Foreign nationals, who have temporary residence document and reside in the territory of Bahrain, Kuwait, Oman, and Qatar do not need a visa to enter and stay in the territory of Georgia up to 360 days. Citizens of Russia and foreign nationals residing in Saudi Arabia having valid resident permit do not need a visa to enter and stay in the territory of Georgia up to 90 days.

Citizens of other members states of the European Union, Switzerland, Turkey and Ukraine can enter Georgia with a national ID card.

Foreign nationals who are holders of the United Nations', or its specialized agencies', travel documents (Laissez-Passer), can enter or stay in the territory of Georgia without a visa up to 90 days.

== Special Nationality ==
An application for naturalization may be presented to the president of Georgia. The President has the right to grant Georgian nationality to anyone, including making a person a dual national, if they find that person important to the national interest of the state of Georgia. Those who receive Georgian citizenship in this manner, by decree of the president of Georgia, may keep their foreign nationality and become dual nationals of their other country and of Georgia. This way of granting Georgian nationality also became a way for the President to enable ethnic Georgians who left Georgia during the Soviet era, and their descendants who had been born out of Georgia, to reunite with their ancestral homeland. This is considered a national goal and in the state interest.

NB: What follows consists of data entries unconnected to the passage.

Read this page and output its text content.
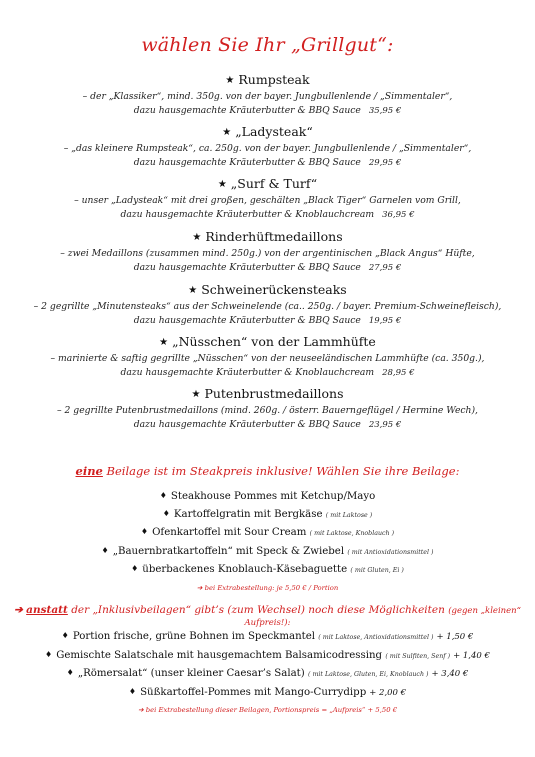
wählen Sie Ihr „Grillgut“:
★ Rumpsteak
– der „Klassiker“, mind. 350g. von der bayer. Jungbullenlende / „Simmentaler“,
dazu hausgemachte Kräuterbutter & BBQ Sauce 35,95 €
★ „Ladysteak“
– „das kleinere Rumpsteak“, ca. 250g. von der bayer. Jungbullenlende / „Simmentaler“,
dazu hausgemachte Kräuterbutter & BBQ Sauce 29,95 €
★ „Surf & Turf“
– unser „Ladysteak“ mit drei großen, geschälten „Black Tiger“ Garnelen vom Grill,
dazu hausgemachte Kräuterbutter & Knoblauchcream 36,95 €
★ Rinderhüftmedaillons
– zwei Medaillons (zusammen mind. 250g.) von der argentinischen „Black Angus“ Hüfte,
dazu hausgemachte Kräuterbutter & BBQ Sauce 27,95 €
★ Schweinerückensteaks
– 2 gegrillte „Minutensteaks“ aus der Schweinelende (ca.. 250g. / bayer. Premium-Schweinefleisch),
dazu hausgemachte Kräuterbutter & BBQ Sauce 19,95 €
★ „Nüsschen“ von der Lammhüfte
– marinierte & saftig gegrillte „Nüsschen“ von der neuseeländischen Lammhüfte (ca. 350g.),
dazu hausgemachte Kräuterbutter & Knoblauchcream 28,95 €
★ Putenbrustmedaillons
– 2 gegrillte Putenbrustmedaillons (mind. 260g. / österr. Bauerngeflügel / Hermine Wech),
dazu hausgemachte Kräuterbutter & BBQ Sauce 23,95 €
eine Beilage ist im Steakpreis inklusive! Wählen Sie ihre Beilage:
♦ Steakhouse Pommes mit Ketchup/Mayo
♦ Kartoffelgratin mit Bergkäse ( mit Laktose )
♦ Ofenkartoffel mit Sour Cream ( mit Laktose, Knoblauch )
♦ „Bauernbratkartoffeln“ mit Speck & Zwiebel ( mit Antioxidationsmittel )
♦ überbackenes Knoblauch-Käsebaguette ( mit Gluten, Ei )
➔ bei Extrabestellung: je 5,50 € / Portion
➔ anstatt der „Inklusivbeilagen“ gibt’s (zum Wechsel) noch diese Möglichkeiten (gegen „kleinen“ Aufpreis!):
♦ Portion frische, grüne Bohnen im Speckmantel ( mit Laktose, Antioxidationsmittel ) + 1,50 €
♦ Gemischte Salatschale mit hausgemachtem Balsamicodressing ( mit Sulfiten, Senf ) + 1,40 €
♦ „Römersalat“ (unser kleiner Caesar’s Salat) ( mit Laktose, Gluten, Ei, Knoblauch ) + 3,40 €
♦ Süßkartoffel-Pommes mit Mango-Currydipp + 2,00 €
➔ bei Extrabestellung dieser Beilagen, Portionspreis = „Aufpreis“ + 5,50 €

Keeping in consideration that granting the nationality to a particular person is beneficial for Georgia, such special nationality is granted without the need of fulfilling the 'residence and language' requirements.

== Travel freedom ==

Visa requirements for Georgian citizens

As of October 1, 2019, Georgian citizens had visa-free or visa on arrival access to 114 countries and territories, ranking the Georgian passport 50th in terms of travel freedom according to the Henley Passport Index.